Please note I'm in a python notebook, making use of magic commands (e.g. `%sql`) to drop into different language blocks

In [2]:
# Create test dataframes and register them in spark sql context as tables

mock_data1 = [('Bob', 1),('Sue', 3), ('Paul', 4),('Alice', 2),('Josh', 2)]
spark.createDataFrame(mock_data1, ['colA', 'colB']).registerTempTable('t1')

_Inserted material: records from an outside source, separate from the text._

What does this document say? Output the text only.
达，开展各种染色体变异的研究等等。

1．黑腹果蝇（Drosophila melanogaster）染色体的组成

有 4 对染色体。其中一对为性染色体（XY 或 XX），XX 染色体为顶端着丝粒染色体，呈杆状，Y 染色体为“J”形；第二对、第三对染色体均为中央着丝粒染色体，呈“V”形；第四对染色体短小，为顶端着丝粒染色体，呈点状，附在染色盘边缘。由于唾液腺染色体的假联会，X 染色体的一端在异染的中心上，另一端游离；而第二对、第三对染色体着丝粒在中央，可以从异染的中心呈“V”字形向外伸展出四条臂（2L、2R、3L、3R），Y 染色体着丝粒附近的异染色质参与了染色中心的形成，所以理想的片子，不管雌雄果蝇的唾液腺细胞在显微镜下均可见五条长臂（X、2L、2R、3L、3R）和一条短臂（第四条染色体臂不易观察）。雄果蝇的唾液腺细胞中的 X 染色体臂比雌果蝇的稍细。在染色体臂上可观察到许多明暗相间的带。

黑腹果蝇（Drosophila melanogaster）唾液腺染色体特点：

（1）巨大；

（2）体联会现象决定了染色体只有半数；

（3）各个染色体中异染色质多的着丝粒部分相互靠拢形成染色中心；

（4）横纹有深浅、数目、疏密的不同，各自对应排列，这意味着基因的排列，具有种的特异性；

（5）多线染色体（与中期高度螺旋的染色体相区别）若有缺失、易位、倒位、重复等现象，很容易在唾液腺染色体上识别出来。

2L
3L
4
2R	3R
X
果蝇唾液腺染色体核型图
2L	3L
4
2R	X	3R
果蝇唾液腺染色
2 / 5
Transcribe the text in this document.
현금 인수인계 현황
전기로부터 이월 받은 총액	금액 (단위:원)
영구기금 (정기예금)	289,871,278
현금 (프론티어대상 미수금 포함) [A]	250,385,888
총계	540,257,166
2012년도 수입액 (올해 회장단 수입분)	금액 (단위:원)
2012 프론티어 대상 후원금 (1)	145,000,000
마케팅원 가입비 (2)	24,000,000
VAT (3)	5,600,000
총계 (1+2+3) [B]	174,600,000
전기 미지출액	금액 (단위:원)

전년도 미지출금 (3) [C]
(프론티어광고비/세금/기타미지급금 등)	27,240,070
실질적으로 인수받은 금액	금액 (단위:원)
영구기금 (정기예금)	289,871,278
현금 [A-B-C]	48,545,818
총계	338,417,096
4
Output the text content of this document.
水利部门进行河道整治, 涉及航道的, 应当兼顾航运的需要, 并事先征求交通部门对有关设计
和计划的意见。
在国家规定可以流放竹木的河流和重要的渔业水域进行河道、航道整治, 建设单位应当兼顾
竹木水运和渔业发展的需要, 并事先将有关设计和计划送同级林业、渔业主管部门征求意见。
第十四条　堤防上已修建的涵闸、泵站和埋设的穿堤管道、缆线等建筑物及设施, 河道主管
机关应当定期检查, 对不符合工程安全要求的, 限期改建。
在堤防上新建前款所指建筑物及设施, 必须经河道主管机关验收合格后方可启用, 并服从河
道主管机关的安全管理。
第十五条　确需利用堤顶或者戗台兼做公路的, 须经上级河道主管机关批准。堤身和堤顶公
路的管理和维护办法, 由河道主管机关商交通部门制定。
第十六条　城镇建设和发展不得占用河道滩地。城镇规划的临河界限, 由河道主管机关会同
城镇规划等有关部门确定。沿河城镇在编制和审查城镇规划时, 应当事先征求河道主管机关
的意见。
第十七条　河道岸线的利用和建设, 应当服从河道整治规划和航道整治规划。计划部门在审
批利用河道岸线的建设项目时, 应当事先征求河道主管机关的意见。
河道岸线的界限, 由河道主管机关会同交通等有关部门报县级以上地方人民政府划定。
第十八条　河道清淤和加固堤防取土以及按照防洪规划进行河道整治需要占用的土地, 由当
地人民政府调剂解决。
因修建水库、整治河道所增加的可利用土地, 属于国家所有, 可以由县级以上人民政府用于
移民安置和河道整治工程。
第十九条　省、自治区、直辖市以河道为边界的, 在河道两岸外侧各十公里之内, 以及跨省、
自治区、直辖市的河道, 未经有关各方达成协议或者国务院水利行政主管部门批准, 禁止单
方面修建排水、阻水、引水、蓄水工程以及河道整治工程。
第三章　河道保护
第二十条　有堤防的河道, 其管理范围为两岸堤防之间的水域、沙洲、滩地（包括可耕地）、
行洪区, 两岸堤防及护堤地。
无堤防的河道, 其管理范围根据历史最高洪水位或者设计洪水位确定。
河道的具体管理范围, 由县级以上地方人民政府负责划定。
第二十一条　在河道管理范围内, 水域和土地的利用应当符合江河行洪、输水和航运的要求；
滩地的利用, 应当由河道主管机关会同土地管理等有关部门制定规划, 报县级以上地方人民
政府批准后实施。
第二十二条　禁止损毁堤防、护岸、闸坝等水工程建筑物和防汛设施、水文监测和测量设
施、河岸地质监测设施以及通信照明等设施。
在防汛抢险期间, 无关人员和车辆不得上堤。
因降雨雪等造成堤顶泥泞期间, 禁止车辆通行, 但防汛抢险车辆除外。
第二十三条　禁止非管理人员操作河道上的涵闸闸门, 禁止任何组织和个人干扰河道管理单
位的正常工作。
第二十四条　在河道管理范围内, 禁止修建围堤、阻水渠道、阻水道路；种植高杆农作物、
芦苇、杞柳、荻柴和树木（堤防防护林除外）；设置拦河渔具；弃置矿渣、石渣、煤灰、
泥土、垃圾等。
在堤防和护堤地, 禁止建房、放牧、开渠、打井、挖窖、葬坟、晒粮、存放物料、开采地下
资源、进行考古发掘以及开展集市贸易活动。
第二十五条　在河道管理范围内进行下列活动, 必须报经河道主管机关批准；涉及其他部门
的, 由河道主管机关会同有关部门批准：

mock_data2 = [('Bob', 3,'XYZ'),('Sue', 2,'XYZ'), ('Pam', 2,'XYZ'),('Arthur', 2,'XYZ'), ('Josh',1,'ABC')]
spark.createDataFrame(mock_data2, ['colA', 'colB', 'colC']).registerTempTable('t2')


In [3]:
%sql

update t1
set t1.colB=CASE WHEN t2.colB>t1.colB THEN t2.colB ELSE t1.colB +t2.colB END
from t1
inner join t2 ON t1.colA=t2.colA
where t2.colC='XYZ'

First instinct, use a subquery? ...

In [5]:
%sql

update t1
set t1.colB=
(select CASE WHEN t2.colB>t1.colB THEN t2.colB ELSE t1.colB +t2.colB END
from t1
inner join t2 ON t1.colA=t2.colA
where t2.colC='XYZ')

Nope, doesn't work. But does remind me that updates are for delta sources only. Let's convert to delta tables

In [7]:
%sql 
drop table if exists dt1;
drop table if exists dt2;

CREATE TABLE dt1
USING delta
AS SELECT * from t1;

CREATE TABLE dt2
USING delta
AS SELECT * from t2;

In [8]:
%sql

update dt1
set dt1.colB=
(select CASE WHEN dt2.colB>dt1.colB THEN dt2.colB ELSE dt1.colB +dt2.colB END
from dt1
inner join dt2 ON dt1.colA=dt2.colA
where dt2.colC='XYZ')

Issue with join. Let's try using the Merge statement. This seems like the best solution here, assuming we're levering the delta architecture and storage format

<https://docs.databricks.com/spark/latest/spark-sql/language-manual/merge-into.html>

In [10]:
%sql 
merge into dt1
using dt2 ON dt1.colA=dt2.colA and dt2.colB > dt1.colB and dt2.colC = 'XYZ'
WHEN MATCHED THEN UPDATE set colB = dt2.colB;

merge into dt1
using dt2 ON dt1.colA=dt2.colA and dt2.colB <= dt1.colB and dt2.colC = 'XYZ'
WHEN MATCHED THEN UPDATE set colB = dt1.colB + dt2.colB;

This worked, but the sequential updates made colB be updated accidentally in the 2nd statement

In [12]:
%sql 
drop view if exists joined;

create temporary view joined as
select dt1.colA, CASE WHEN dt2.colB>dt1.colB THEN dt2.colB ELSE dt1.colB + dt2.colB END as colB
from dt1 inner join dt2 ON dt1.colA=dt2.colA
where dt2.colC='XYZ';

merge into dt1
using joined ON dt1.colA=joined.colA
WHEN MATCHED THEN UPDATE set colB = joined.colB;

Success!

In [14]:
%sql
select * from dt1

colA,colB
Alice,2
Josh,2
Paul,4
Bob,3
Sue,5